Analyst Weekly, November 24, 2025
Bitcoin: The Market’s Early Signal
Bitcoin’s taking a real breather, down about 33% (as of Nov. 22 close) from its October peak to around $80K after a $2.2B wave of liquidations. It’s not the first time crypto’s been stress-tested: the October 10 selloff wiped out $19B in leverage, draining liquidity from the system.
Flows in Flux
Spot Bitcoin ETFs have seen a pause in inflows, while some Digital Asset Treasuries (DATs) are rebalancing and stablecoin supply is tightening; all signs of a market cooling off after months of heavy activity.
What factors are influencing the corrections?
Bitcoin’s dominance rises as altcoins suffer deeper losses, but pressures from tight liquidity, institutional selling, and weak demand, remain.
- Macro and liquidity: the delay in rate cuts by the Fed and the temporary liquidity drain have weighed on risk assets. The short-term correlation between global liquidity and the price of bitcoin is well documented.
- Technical: breakdown of key support levels and the moving average crossover (known as the death cross), which reinforces selling pressure.
- Institutional flows rotating: part of the capital has moved towards fixed income or defensive equities, while the crypto ecosystem consolidates.
Short-term pressure may give way to a more constructive environment in the coming weeks if global liquidity improves.
- 4Q25: Temporary scarcity (tariff shock, shutdown, delayed stimulus).
2026: We expect liquidity rebound as Fed easing and fiscal flows kick in.
Big Picture
Zoom out, and the story hasn’t changed: adoption, tokenization, and institutional integration continue to advance. But right now, it’s all about global liquidity tightening, and Bitcoin’s doing what it always does best: warning us first.
Volatility Whiplash: Rate Cuts Steal the Show
Last week’s wildest chart wasn’t stocks: it was rate cut odds. On Thursday, traders saw just a 35% chance of a December Fed rate cut.
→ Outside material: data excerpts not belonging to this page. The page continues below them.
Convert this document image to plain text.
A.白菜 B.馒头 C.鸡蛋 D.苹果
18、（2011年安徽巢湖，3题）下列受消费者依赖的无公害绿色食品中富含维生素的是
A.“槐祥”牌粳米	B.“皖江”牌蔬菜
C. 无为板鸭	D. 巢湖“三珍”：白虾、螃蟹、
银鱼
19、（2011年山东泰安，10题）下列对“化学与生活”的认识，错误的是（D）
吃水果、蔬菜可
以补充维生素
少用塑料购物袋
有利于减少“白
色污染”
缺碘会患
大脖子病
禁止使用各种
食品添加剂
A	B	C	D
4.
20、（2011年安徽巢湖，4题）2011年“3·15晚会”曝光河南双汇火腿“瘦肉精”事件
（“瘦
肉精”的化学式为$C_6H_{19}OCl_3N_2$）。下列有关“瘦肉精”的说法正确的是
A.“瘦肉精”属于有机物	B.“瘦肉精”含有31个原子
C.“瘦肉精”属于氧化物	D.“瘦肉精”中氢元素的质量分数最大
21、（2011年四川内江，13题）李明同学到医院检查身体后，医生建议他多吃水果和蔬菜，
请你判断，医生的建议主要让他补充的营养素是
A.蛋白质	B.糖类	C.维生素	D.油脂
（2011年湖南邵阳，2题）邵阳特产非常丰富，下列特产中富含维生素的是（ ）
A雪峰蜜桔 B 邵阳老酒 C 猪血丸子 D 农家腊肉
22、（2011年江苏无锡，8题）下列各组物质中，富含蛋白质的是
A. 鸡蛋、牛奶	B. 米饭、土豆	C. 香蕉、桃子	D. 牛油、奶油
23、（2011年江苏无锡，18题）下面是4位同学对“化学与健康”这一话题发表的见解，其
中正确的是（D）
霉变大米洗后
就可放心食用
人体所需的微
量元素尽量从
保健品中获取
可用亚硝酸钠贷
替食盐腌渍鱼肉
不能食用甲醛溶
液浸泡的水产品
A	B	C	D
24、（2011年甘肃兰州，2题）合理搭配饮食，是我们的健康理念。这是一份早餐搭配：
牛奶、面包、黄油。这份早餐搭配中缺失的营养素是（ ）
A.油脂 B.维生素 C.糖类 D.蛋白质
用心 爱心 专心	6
By Friday, that shot back above 60%, another wild swing in a market that’s been flip-flopping for weeks on when the Fed will finally ease up.
Market volatility this week stemmed more from rate expectations than equity price action.
Fear Lingers Beneath the Surface
Even though the VIX (the “fear index”) looks relatively stable, traders are paying up for downside protection. The cost of puts versus calls (known as skew) is sitting near the highest levels in two years.
That means investors are still nervous about another drop, even if things look steady on the surface.
US Jobs Report: Decent on Paper, Weak Under the Hood
September’s delayed jobs report looked fine at first glance, +119,000 jobs added, but the details told a softer story. The trend keeps repeating: jobs reports look fine at first, but later get revised weaker once the full data rolls in.
- August got revised down to -4,000 jobs, making it the second negative month of 2025.
- Prior months were revised lower by 33,000 jobs.
- The unemployment rate rose +0.1% to 4.4%, with the labor force participation rate also up to 62.4%.
- The freshest jobs data isn’t looking great: ADP’s weekly payrolls slipped by 2,500 in early November.
The Fed’s split but the voters lean dovish.
- Most members want to stay put for now since data’s been messy, but the key voters,like Governor Waller and NY Fed’s John Williams, are open to a December rate cut.
Nikkei Pulls Back, but Uptrend Remains Intact
The Japanese stock index Nikkei (JPN225) ended last week down 3.4% at 48,710 points. This widened the gap to its record high to over 7%. Nevertheless, the overall uptrend remains intact, as seen in the higher highs and higher lows over recent years (see chart).
Interestingly, the index managed to hold the lower boundary of its support zone (Fair Value Gap) between 48,490 and 49,930 points last week. From a technical perspective, this suggests a good chance of a rebound and possibly a new all-time high.
However, if this zone were to break, the next key support area would be between 43,220 and 44,480 points. Since the market remains in an extended upward phase, the Nikkei could withstand deeper pullbacks without putting the long-term uptrend at risk.

Nikkei, weekly chart. Source: eToro
USD/JPY: Yen Continues to Lose Ground
The USD/JPY rose 1.2% last week to 156.41. Since the April low, the yen has lost around 12% against the dollar. Back then, support around 140 was once again defended – a level that has repeatedly prevented a deeper sell-off in recent years.
At present, much points to a test of the resistance zone (Fair Value Gap) between 158.85 and 160.33. It wouldn’t be the first attempt. Buyers were rejected at this level back in January. However, the more often a resistance is tested, the higher the chance of a breakout.
A break above last year’s high would push the pair to its highest level since 1986 and unleash further upside potential. For now, it remains to be seen whether buyers will be stronger this time or face another rejection, as they did in January.